Mountain biking was a new phenomenon to me in 2014. This year was all about the women I rode with. They were my trail guides and technical coaches, and they fixed my chain when it broke. They knew more than me and I liked following them as they darted through trees.

4. The Remodel


David bought a house with holes in the walls. It was filled with shot guns and assault rifles. We emptied it, skinned it, wrenched the carpet off of the floor. Our friends stopped by to pull out hundreds of staples. We yanked out appliances as if they were teeth and replaced them with new ones, bright white and shining. The painting was the easy part, the crumbling kitchen was not. For a while we had no bathroom and no shower, but the work we did was so satisfying that for the most part we kept very cheerful. By the end of the summer it was fit for living, with a polished wood floor and new locks on new doors. I've never done anything like that before.

5. Cohabiting 

After the floors were done, but before we had an indoor shower, I moved in with David. Since then we've been living out that particular portion of life that older people look back on with nostalgia- we filled our house with second hand furniture, we're always happy to see each other and we make our own broth to save money. I've never done anything like this before, either. 

6. The Obed
Where the climbing is so good that my friends make the trek all the way from Seattle. 

7. Chemistry
I will remember exactly two things from the basic chemistry class at Asheville-Buncombe Technical Community College: one, I got an A, which felt, as my friend So so eloquently puts it,  like "sweet revenge." Two, my teacher spoke with such a strong southern accent that when he said "Flourine" for the first time I burst out laughing. It sounded like he was demanding the attention of a surly waitress at a Waffle House. It was the only time I laughed that semester.

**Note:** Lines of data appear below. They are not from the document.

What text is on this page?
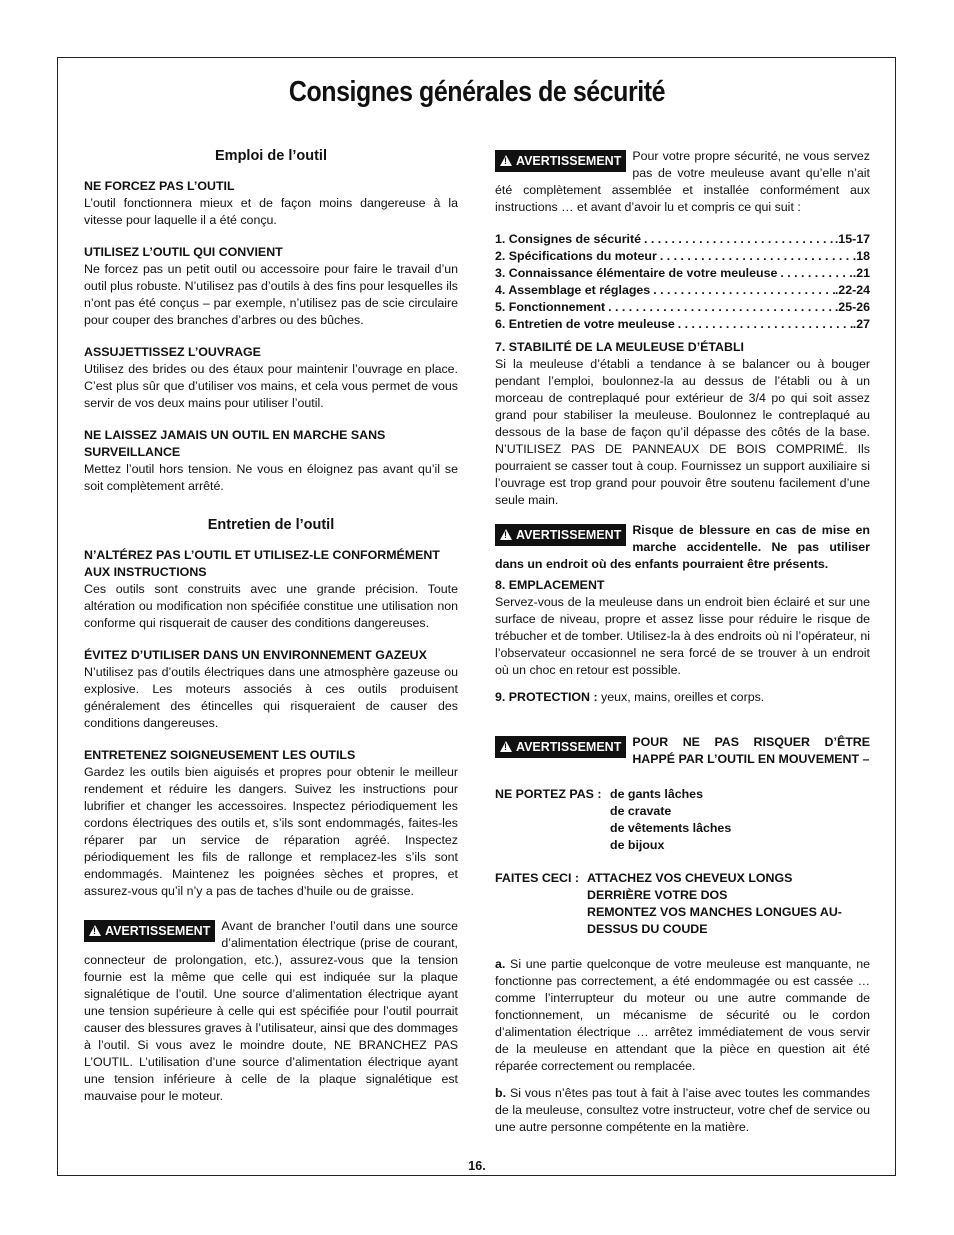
Consignes générales de sécurité
Emploi de l’outil
NE FORCEZ PAS L’OUTIL

L’outil fonctionnera mieux et de façon moins dangereuse à la vitesse pour laquelle il a été conçu.

UTILISEZ L’OUTIL QUI CONVIENT

Ne forcez pas un petit outil ou accessoire pour faire le travail d’un outil plus robuste. N’utilisez pas d’outils à des fins pour lesquelles ils n’ont pas été conçus – par exemple, n’utilisez pas de scie circulaire pour couper des branches d’arbres ou des bûches.

ASSUJETTISSEZ L’OUVRAGE

Utilisez des brides ou des étaux pour maintenir l’ouvrage en place. C’est plus sûr que d’utiliser vos mains, et cela vous permet de vous servir de vos deux mains pour utiliser l’outil.

NE LAISSEZ JAMAIS UN OUTIL EN MARCHE SANS SURVEILLANCE

Mettez l’outil hors tension. Ne vous en éloignez pas avant qu’il se soit complètement arrêté.

Entretien de l’outil
N’ALTÉREZ PAS L’OUTIL ET UTILISEZ-LE CONFORMÉMENT AUX INSTRUCTIONS

Ces outils sont construits avec une grande précision. Toute altération ou modification non spécifiée constitue une utilisation non conforme qui risquerait de causer des conditions dangereuses.

ÉVITEZ D’UTILISER DANS UN ENVIRONNEMENT GAZEUX

N’utilisez pas d’outils électriques dans une atmosphère gazeuse ou explosive. Les moteurs associés à ces outils produisent généralement des étincelles qui risqueraient de causer des conditions dangereuses.

ENTRETENEZ SOIGNEUSEMENT LES OUTILS

Gardez les outils bien aiguisés et propres pour obtenir le meilleur rendement et réduire les dangers. Suivez les instructions pour lubrifier et changer les accessoires. Inspectez périodiquement les cordons électriques des outils et, s’ils sont endommagés, faites-les réparer par un service de réparation agréé. Inspectez périodiquement les fils de rallonge et remplacez-les s’ils sont endommagés. Maintenez les poignées sèches et propres, et assurez-vous qu’il n’y a pas de taches d’huile ou de graisse.

!AVERTISSEMENT Avant de brancher l’outil dans une source d’alimentation électrique (prise de courant, connecteur de prolongation, etc.), assurez-vous que la tension fournie est la même que celle qui est indiquée sur la plaque signalétique de l’outil. Une source d’alimentation électrique ayant une tension supérieure à celle qui est spécifiée pour l’outil pourrait causer des blessures graves à l’utilisateur, ainsi que des dommages à l’outil. Si vous avez le moindre doute, NE BRANCHEZ PAS L’OUTIL. L’utilisation d’une source d’alimentation électrique ayant une tension inférieure à celle de la plaque signalétique est mauvaise pour le moteur.

!AVERTISSEMENT Pour votre propre sécurité, ne vous servez pas de votre meuleuse avant qu’elle n’ait été complètement assemblée et installée conformément aux instructions … et avant d’avoir lu et compris ce qui suit :

1. Consignes de sécurité . . .	.15-17
2. Spécifications du moteur . . .	.18
3. Connaissance élémentaire de votre meuleuse . . .	.21
4. Assemblage et réglages . . .	.22-24
5. Fonctionnement . . .	.25-26
6. Entretien de votre meuleuse . . .	.27
7. STABILITÉ DE LA MEULEUSE D’ÉTABLI

Si la meuleuse d’établi a tendance à se balancer ou à bouger pendant l’emploi, boulonnez-la au dessus de l’établi ou à un morceau de contreplaqué pour extérieur de 3/4 po qui soit assez grand pour stabiliser la meuleuse. Boulonnez le contreplaqué au dessous de la base de façon qu’il dépasse des côtés de la base. N’UTILISEZ PAS DE PANNEAUX DE BOIS COMPRIMÉ. Ils pourraient se casser tout à coup. Fournissez un support auxiliaire si l’ouvrage est trop grand pour pouvoir être soutenu facilement d’une seule main.

!AVERTISSEMENT Risque de blessure en cas de mise en marche accidentelle. Ne pas utiliser dans un endroit où des enfants pourraient être présents.

8. EMPLACEMENT

Servez-vous de la meuleuse dans un endroit bien éclairé et sur une surface de niveau, propre et assez lisse pour réduire le risque de trébucher et de tomber. Utilisez-la à des endroits où ni l’opérateur, ni l’observateur occasionnel ne sera forcé de se trouver à un endroit où un choc en retour est possible.

9. PROTECTION : yeux, mains, oreilles et corps.

!AVERTISSEMENT POUR NE PAS RISQUER D’ÊTRE HAPPÉ PAR L’OUTIL EN MOUVEMENT –

NE PORTEZ PAS : de gants lâches
de cravate
de vêtements lâches
de bijoux
FAITES CECI : ATTACHEZ VOS CHEVEUX LONGS DERRIÈRE VOTRE DOS
REMONTEZ VOS MANCHES LONGUES AU-DESSUS DU COUDE

a. Si une partie quelconque de votre meuleuse est manquante, ne fonctionne pas correctement, a été endommagée ou est cassée … comme l’interrupteur du moteur ou une autre commande de fonctionnement, un mécanisme de sécurité ou le cordon d’alimentation électrique … arrêtez immédiatement de vous servir de la meuleuse en attendant que la pièce en question ait été réparée correctement ou remplacée.

b. Si vous n’êtes pas tout à fait à l’aise avec toutes les commandes de la meuleuse, consultez votre instructeur, votre chef de service ou une autre personne compétente en la matière.

16.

8. The team that couldn't win 
My fall league ultimate frisbee team had the big idea of donating a canned good to the food bank for every point that we scored. It was a hungry, hungry season for Asheville. On the field we were a weekly disaster with flashes of brilliance; on the sidelines this was the warmest, friendliest team I've ever known. We became the kind of friends who would plan a pizza night and then actually all show up. This was as novel to me as the coconuts. 

9. Roots
In my first six months here, I don't think I got it through my head that I was really going to stay.  I felt like a happy tourist, always a few weeks away from flying back to my apartment in Seattle. Then one day I had a house, and a student ID, and a boyfriend who speaks with a heavy southern drawl. The ribbons of trails that surround the town were all of a sudden familiar. Then, as if to drive the point home, I got a writing job as the 'local expert' of the outdoor scene here in Asheville; the organization is called Roots Rated.  When I go out exploring the Blue Ridge Mountains, bizarre thoughts float through my head, things like "This will be a good spot to take our kids in a year or so." 

10. Make more mail 
follow the make more mail initiative in 2015 on instagram @melinadream
I finally figured out the purpose of this blog. 

Speaking of. 

What's on your list from 2014? Tell me something new that you were introduced to in the past year, and you'll be entered to win this week's mystery prize. Which, I have to say, is so incredibly appealing that it's difficult to not open it myself and dig in. It will be the Best Thing Ever to find its way into your mailbox. And the brand 2015 Wilder Coast photo thank you cards turned out pretty well, too. 

Happy New Year my friends!! I can't wait to read about your phenomenal phenomenons.